Démocraties Debout : ré-enchanter le politique

52 min
À retrouver dans l'émission

Nuit Debout, Occupy Wall Street, Indignés: ces colères sociales et mouvements citoyens révèlent-ils une démocratie représentative à bout de souffle? Comment expliquer que nos modèles démocratiques aient tant refoulé la participation citoyenne? L'entropie démocratique est-elle inévitable?

Banderole du mouvevement "Nuit debout" place de la République le 6 avril 2016
Banderole du mouvevement "Nuit debout" place de la République le 6 avril 2016 Crédits : Charles Platiau - Reuters

Aujourd’hui, le mouvement « Nuit Debout » fête son « 45 mars » : les militants rassemblés depuis la manifestation du 31 mars contre la loi travail ont décidé de ne pas passer au mois d’avril. Une façon, peut-être, d’illustrer la paralysie de la démocratie à l’heure où la fracture entre les citoyens et les élites politiques n’a jamais été aussi grande.

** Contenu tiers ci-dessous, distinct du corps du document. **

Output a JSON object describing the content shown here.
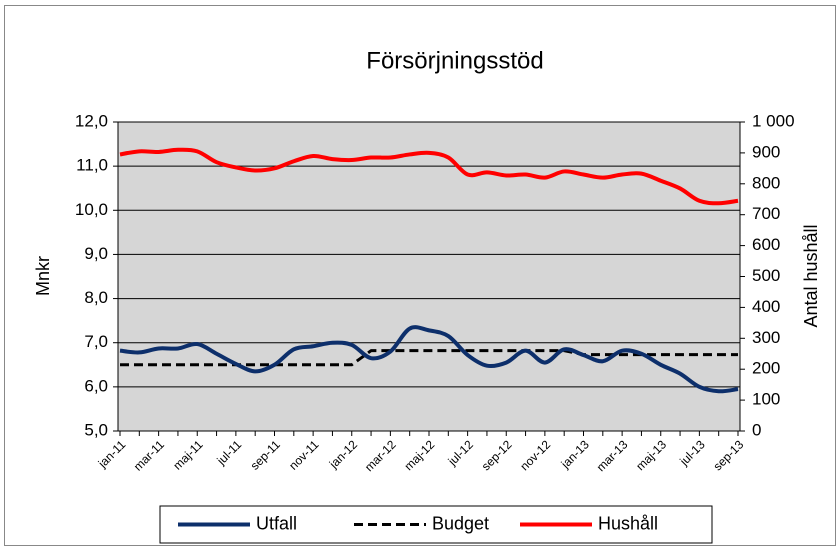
{
  "chart_data": {
    "type": "line",
    "title": "Försörjningsstöd",
    "y_label": "Mnkr",
    "y2_label": "Antal hushåll",
    "categories": [
      "jan-11",
      null,
      "mar-11",
      null,
      "maj-11",
      null,
      "jul-11",
      null,
      "sep-11",
      null,
      "nov-11",
      null,
      "jan-12",
      null,
      "mar-12",
      null,
      "maj-12",
      null,
      "jul-12",
      null,
      "sep-12",
      null,
      "nov-12",
      null,
      "jan-13",
      null,
      "mar-13",
      null,
      "maj-13",
      null,
      "jul-13",
      null,
      "sep-13"
    ],
    "series": [
      {
        "name": "Utfall",
        "color": "#0d2f6b",
        "line_style": "solid",
        "axis": "y",
        "values": [
          6.82,
          6.78,
          6.87,
          6.87,
          6.97,
          6.75,
          6.52,
          6.35,
          6.5,
          6.85,
          6.92,
          7.0,
          6.95,
          6.65,
          6.8,
          7.32,
          7.28,
          7.15,
          6.72,
          6.48,
          6.55,
          6.82,
          6.55,
          6.85,
          6.72,
          6.58,
          6.82,
          6.75,
          6.5,
          6.3,
          6.0,
          5.9,
          5.95
        ]
      },
      {
        "name": "Budget",
        "color": "#000000",
        "line_style": "dashed",
        "axis": "y",
        "values": [
          6.5,
          6.5,
          6.5,
          6.5,
          6.5,
          6.5,
          6.5,
          6.5,
          6.5,
          6.5,
          6.5,
          6.5,
          6.5,
          6.82,
          6.82,
          6.82,
          6.82,
          6.82,
          6.82,
          6.82,
          6.82,
          6.82,
          6.82,
          6.82,
          6.73,
          6.73,
          6.73,
          6.73,
          6.73,
          6.73,
          6.73,
          6.73,
          6.73
        ]
      },
      {
        "name": "Hushåll",
        "color": "#ff0000",
        "line_style": "solid",
        "axis": "y2",
        "values": [
          895,
          905,
          903,
          910,
          905,
          870,
          853,
          843,
          850,
          873,
          890,
          880,
          877,
          885,
          885,
          895,
          900,
          885,
          830,
          837,
          827,
          830,
          820,
          840,
          830,
          820,
          830,
          833,
          810,
          785,
          745,
          737,
          745
        ]
      }
    ],
    "ylim": [
      5,
      12
    ],
    "yticks": [
      {
        "value": 5,
        "label": "5,0"
      },
      {
        "value": 6,
        "label": "6,0"
      },
      {
        "value": 7,
        "label": "7,0"
      },
      {
        "value": 8,
        "label": "8,0"
      },
      {
        "value": 9,
        "label": "9,0"
      },
      {
        "value": 10,
        "label": "10,0"
      },
      {
        "value": 11,
        "label": "11,0"
      },
      {
        "value": 12,
        "label": "12,0"
      }
    ],
    "y2lim": [
      0,
      1000
    ],
    "y2ticks": [
      0,
      100,
      200,
      300,
      400,
      500,
      600,
      700,
      800,
      900,
      {
        "value": 1000,
        "label": "1 000"
      }
    ],
    "grid": true,
    "legend": "bottom"
  }
}
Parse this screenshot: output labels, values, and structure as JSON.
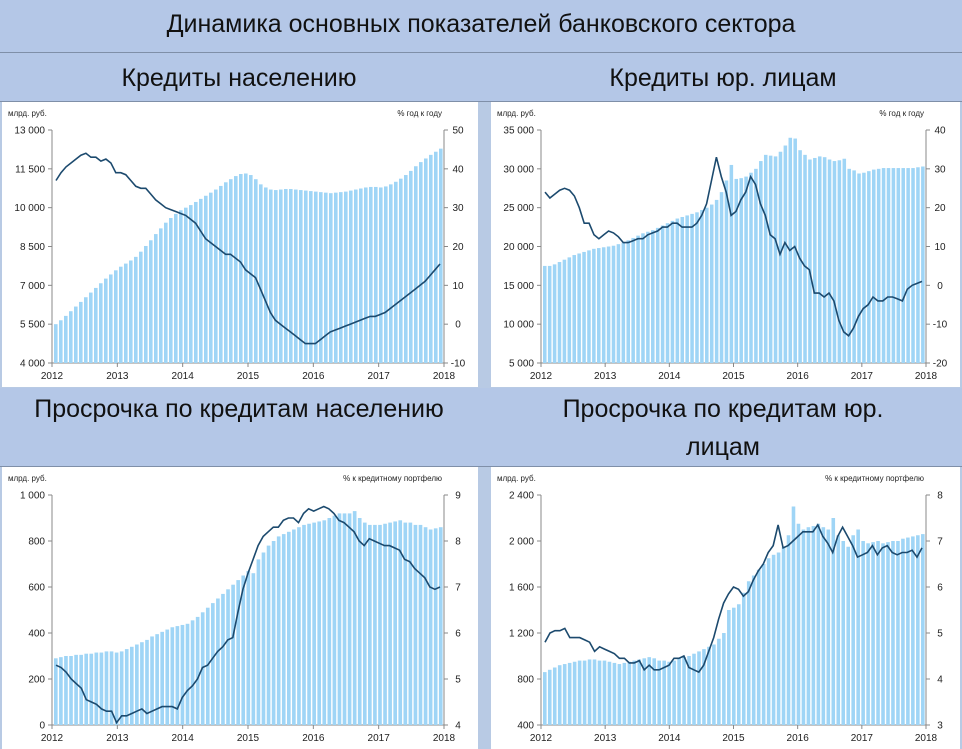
{
  "title": "Динамика основных показателей банковского сектора",
  "chart_data": [
    {
      "type": "bar",
      "title": "Кредиты населению",
      "left_unit": "млрд. руб.",
      "right_unit": "% год к году",
      "x_labels": [
        "2012",
        "2013",
        "2014",
        "2015",
        "2016",
        "2017",
        "2018"
      ],
      "ylim_left": [
        4000,
        13000
      ],
      "ytick_left": [
        "4 000",
        "5 500",
        "7 000",
        "8 500",
        "10 000",
        "11 500",
        "13 000"
      ],
      "ylim_right": [
        -10,
        50
      ],
      "ytick_right": [
        "-10",
        "0",
        "10",
        "20",
        "30",
        "40",
        "50"
      ],
      "series": [
        {
          "axis": "left",
          "kind": "bar",
          "values": [
            5500,
            5650,
            5820,
            6000,
            6180,
            6360,
            6540,
            6720,
            6900,
            7080,
            7260,
            7420,
            7580,
            7720,
            7840,
            7960,
            8100,
            8300,
            8520,
            8740,
            8980,
            9200,
            9420,
            9600,
            9760,
            9900,
            10000,
            10100,
            10220,
            10340,
            10460,
            10580,
            10700,
            10840,
            10980,
            11100,
            11220,
            11300,
            11320,
            11260,
            11100,
            10900,
            10780,
            10700,
            10680,
            10700,
            10720,
            10720,
            10700,
            10680,
            10660,
            10640,
            10620,
            10600,
            10580,
            10560,
            10580,
            10600,
            10620,
            10660,
            10700,
            10740,
            10780,
            10800,
            10800,
            10780,
            10820,
            10900,
            11000,
            11120,
            11260,
            11420,
            11600,
            11760,
            11900,
            12040,
            12160,
            12280
          ]
        },
        {
          "axis": "right",
          "kind": "line",
          "values": [
            37,
            39,
            40.5,
            41.5,
            42.5,
            43.5,
            44,
            43,
            43,
            42,
            42.5,
            41.5,
            39,
            39,
            38.5,
            37,
            35.5,
            35,
            35,
            33.5,
            32,
            31,
            30,
            29.5,
            29,
            28.5,
            28,
            27,
            26,
            24,
            22,
            21,
            20,
            19,
            18,
            18,
            17,
            16,
            14,
            13,
            12,
            9,
            6,
            3,
            1,
            0,
            -1,
            -2,
            -3,
            -4,
            -5,
            -5,
            -5,
            -4,
            -3,
            -2,
            -1.5,
            -1,
            -0.5,
            0,
            0.5,
            1,
            1.5,
            2,
            2,
            2.5,
            3,
            4,
            5,
            6,
            7,
            8,
            9,
            10,
            11,
            12.5,
            14,
            15.5
          ]
        }
      ]
    },
    {
      "type": "bar",
      "title": "Кредиты юр. лицам",
      "left_unit": "млрд. руб.",
      "right_unit": "% год к году",
      "x_labels": [
        "2012",
        "2013",
        "2014",
        "2015",
        "2016",
        "2017",
        "2018"
      ],
      "ylim_left": [
        5000,
        35000
      ],
      "ytick_left": [
        "5 000",
        "10 000",
        "15 000",
        "20 000",
        "25 000",
        "30 000",
        "35 000"
      ],
      "ylim_right": [
        -20,
        40
      ],
      "ytick_right": [
        "-20",
        "-10",
        "0",
        "10",
        "20",
        "30",
        "40"
      ],
      "series": [
        {
          "axis": "left",
          "kind": "bar",
          "values": [
            17500,
            17500,
            17700,
            18000,
            18300,
            18600,
            18900,
            19100,
            19300,
            19500,
            19700,
            19800,
            19900,
            20000,
            20100,
            20300,
            20500,
            20800,
            21100,
            21400,
            21700,
            21900,
            22100,
            22400,
            22700,
            23000,
            23300,
            23600,
            23800,
            24000,
            24200,
            24400,
            24700,
            25000,
            25400,
            26000,
            27000,
            28500,
            30500,
            28700,
            28800,
            29000,
            29500,
            30000,
            31000,
            31800,
            31700,
            31600,
            32200,
            33000,
            34000,
            33900,
            32400,
            31800,
            31200,
            31400,
            31600,
            31500,
            31200,
            31000,
            31100,
            31300,
            30000,
            29800,
            29400,
            29500,
            29700,
            29900,
            30000,
            30100,
            30100,
            30100,
            30100,
            30100,
            30100,
            30100,
            30200,
            30300
          ]
        },
        {
          "axis": "right",
          "kind": "line",
          "values": [
            24,
            22.5,
            23.5,
            24.5,
            25,
            24.5,
            23,
            20,
            16,
            16,
            13,
            12,
            13,
            14,
            13.5,
            12.5,
            11,
            11,
            11.5,
            12,
            12,
            13,
            13.5,
            14,
            15,
            15,
            16,
            16,
            15,
            15,
            15,
            16,
            18,
            21,
            27,
            33,
            28,
            24,
            18,
            19,
            22,
            24,
            28,
            26,
            21,
            18,
            13,
            12,
            8,
            11,
            9,
            10,
            7,
            5,
            4,
            -2,
            -2,
            -3,
            -2,
            -4,
            -9,
            -12,
            -13,
            -11,
            -8,
            -6,
            -5,
            -3,
            -4,
            -4,
            -3,
            -3,
            -3.5,
            -4,
            -1,
            0,
            0.5,
            1
          ]
        }
      ]
    },
    {
      "type": "bar",
      "title": "Просрочка по кредитам населению",
      "left_unit": "млрд. руб.",
      "right_unit": "% к кредитному портфелю",
      "x_labels": [
        "2012",
        "2013",
        "2014",
        "2015",
        "2016",
        "2017",
        "2018"
      ],
      "ylim_left": [
        0,
        1000
      ],
      "ytick_left": [
        "0",
        "200",
        "400",
        "600",
        "800",
        "1 000"
      ],
      "ylim_right": [
        4,
        9
      ],
      "ytick_right": [
        "4",
        "5",
        "6",
        "7",
        "8",
        "9"
      ],
      "series": [
        {
          "axis": "left",
          "kind": "bar",
          "values": [
            290,
            295,
            300,
            300,
            305,
            305,
            310,
            310,
            315,
            315,
            320,
            320,
            315,
            320,
            330,
            340,
            350,
            360,
            370,
            385,
            395,
            405,
            415,
            425,
            430,
            435,
            440,
            455,
            470,
            490,
            510,
            530,
            550,
            570,
            590,
            610,
            630,
            650,
            670,
            660,
            720,
            750,
            780,
            800,
            820,
            830,
            840,
            850,
            860,
            870,
            875,
            880,
            885,
            890,
            900,
            910,
            920,
            920,
            920,
            930,
            900,
            880,
            870,
            870,
            870,
            875,
            880,
            885,
            890,
            880,
            880,
            870,
            870,
            860,
            850,
            855,
            860
          ]
        },
        {
          "axis": "right",
          "kind": "line",
          "values": [
            5.3,
            5.25,
            5.15,
            5.0,
            4.9,
            4.8,
            4.55,
            4.5,
            4.45,
            4.35,
            4.3,
            4.3,
            4.05,
            4.2,
            4.2,
            4.25,
            4.3,
            4.35,
            4.25,
            4.3,
            4.35,
            4.4,
            4.4,
            4.4,
            4.35,
            4.6,
            4.75,
            4.85,
            5.0,
            5.25,
            5.3,
            5.45,
            5.6,
            5.7,
            5.85,
            5.9,
            6.45,
            6.95,
            7.3,
            7.6,
            7.9,
            8.1,
            8.2,
            8.3,
            8.3,
            8.45,
            8.5,
            8.5,
            8.4,
            8.6,
            8.7,
            8.65,
            8.7,
            8.75,
            8.7,
            8.6,
            8.45,
            8.4,
            8.3,
            8.2,
            8.0,
            7.9,
            8.05,
            8.0,
            7.95,
            7.9,
            7.9,
            7.85,
            7.8,
            7.6,
            7.55,
            7.4,
            7.3,
            7.2,
            7.0,
            6.95,
            7.0
          ]
        }
      ]
    },
    {
      "type": "bar",
      "title": "Просрочка по кредитам юр. лицам",
      "left_unit": "млрд. руб.",
      "right_unit": "% к кредитному портфелю",
      "x_labels": [
        "2012",
        "2013",
        "2014",
        "2015",
        "2016",
        "2017",
        "2018"
      ],
      "ylim_left": [
        400,
        2400
      ],
      "ytick_left": [
        "400",
        "800",
        "1 200",
        "1 600",
        "2 000",
        "2 400"
      ],
      "ylim_right": [
        3,
        8
      ],
      "ytick_right": [
        "3",
        "4",
        "5",
        "6",
        "7",
        "8"
      ],
      "series": [
        {
          "axis": "left",
          "kind": "bar",
          "values": [
            860,
            880,
            900,
            920,
            930,
            940,
            950,
            960,
            960,
            970,
            970,
            960,
            960,
            950,
            940,
            930,
            940,
            950,
            960,
            970,
            980,
            990,
            980,
            960,
            960,
            950,
            960,
            980,
            990,
            1000,
            1020,
            1040,
            1060,
            1080,
            1100,
            1150,
            1200,
            1400,
            1420,
            1450,
            1550,
            1650,
            1700,
            1750,
            1800,
            1850,
            1880,
            1900,
            1950,
            2050,
            2300,
            2150,
            2100,
            2120,
            2130,
            2150,
            2120,
            2100,
            2200,
            2050,
            2000,
            1950,
            2050,
            2100,
            2000,
            1980,
            1990,
            2000,
            1980,
            1990,
            2000,
            2000,
            2020,
            2030,
            2040,
            2050,
            2060
          ]
        },
        {
          "axis": "right",
          "kind": "line",
          "values": [
            4.8,
            5.0,
            5.05,
            5.05,
            5.1,
            4.9,
            4.9,
            4.9,
            4.85,
            4.8,
            4.6,
            4.7,
            4.65,
            4.6,
            4.55,
            4.45,
            4.45,
            4.35,
            4.35,
            4.4,
            4.2,
            4.3,
            4.2,
            4.2,
            4.25,
            4.3,
            4.45,
            4.45,
            4.5,
            4.25,
            4.2,
            4.15,
            4.3,
            4.6,
            4.9,
            5.3,
            5.65,
            5.85,
            6.0,
            5.95,
            5.8,
            5.9,
            6.15,
            6.35,
            6.5,
            6.75,
            6.9,
            7.35,
            6.85,
            6.9,
            7.0,
            7.1,
            7.2,
            7.2,
            7.2,
            7.35,
            7.1,
            6.95,
            6.75,
            7.1,
            7.3,
            7.1,
            6.9,
            6.65,
            6.7,
            6.75,
            6.9,
            6.7,
            6.85,
            6.9,
            6.75,
            6.7,
            6.75,
            6.75,
            6.8,
            6.65,
            6.85
          ]
        }
      ]
    }
  ]
}
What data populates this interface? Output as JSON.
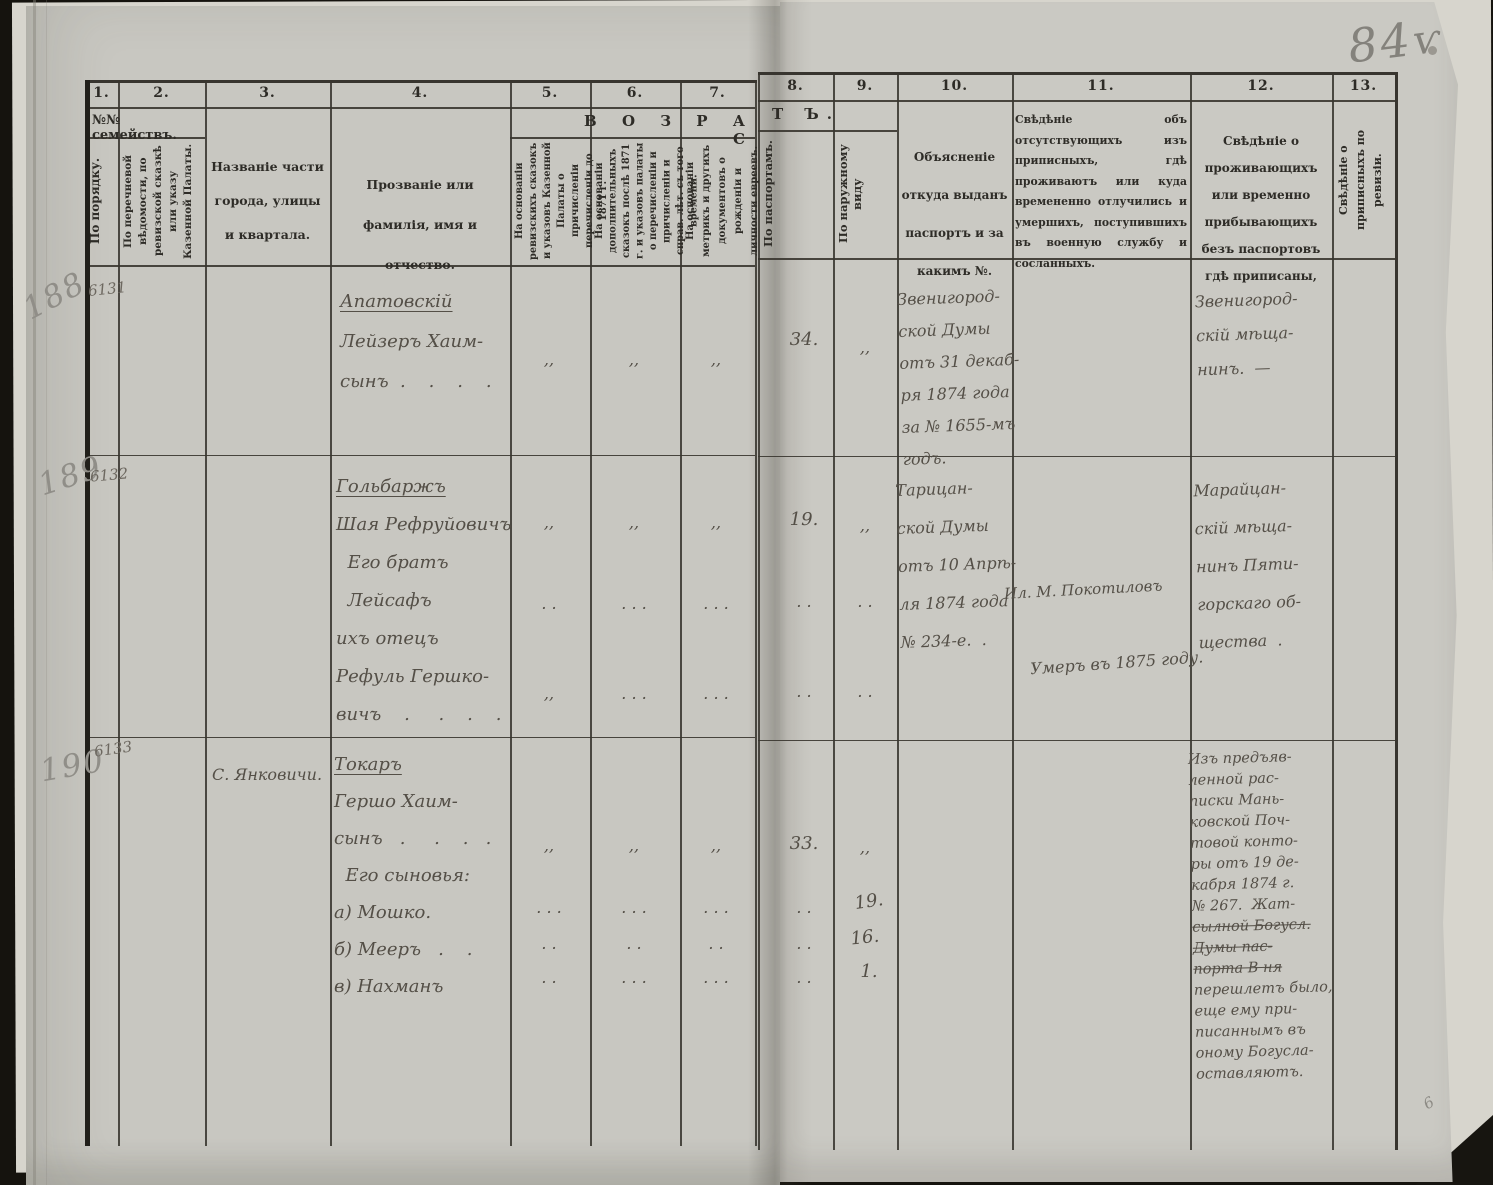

Le campement de la place de la République, épicentre parisien de la protestation, a beau avoir été démantelé lundi par les forces de l’ordre, le mouvement continue d’essaimer dans un certain nombre de villes, en France et même à l’étranger. Cette occupation des places publiques rappelle bien entendu les Indignés en Espagne, le « Mouvement des places » en Grèce ou encore Occupy Wall Street aux Etats-Unis, sans atteindre toutefois l’ampleur de ces mobilisations. Des initiatives qui ont parfois débouché sur des formations politiques comme Podemos ou Syriza, ou qui ont été relayées par des figures majeures comme Bernie Sanders, le concurrent d’Hillary Clinton à la primaire démocrate. L’objectif de départ de ces mobilisations est toujours le même : marquer la défiance envers le personnel politique et les institutions en lançant « un nouveau mouvement démocratique, en dehors de tout parti et de toute organisation ».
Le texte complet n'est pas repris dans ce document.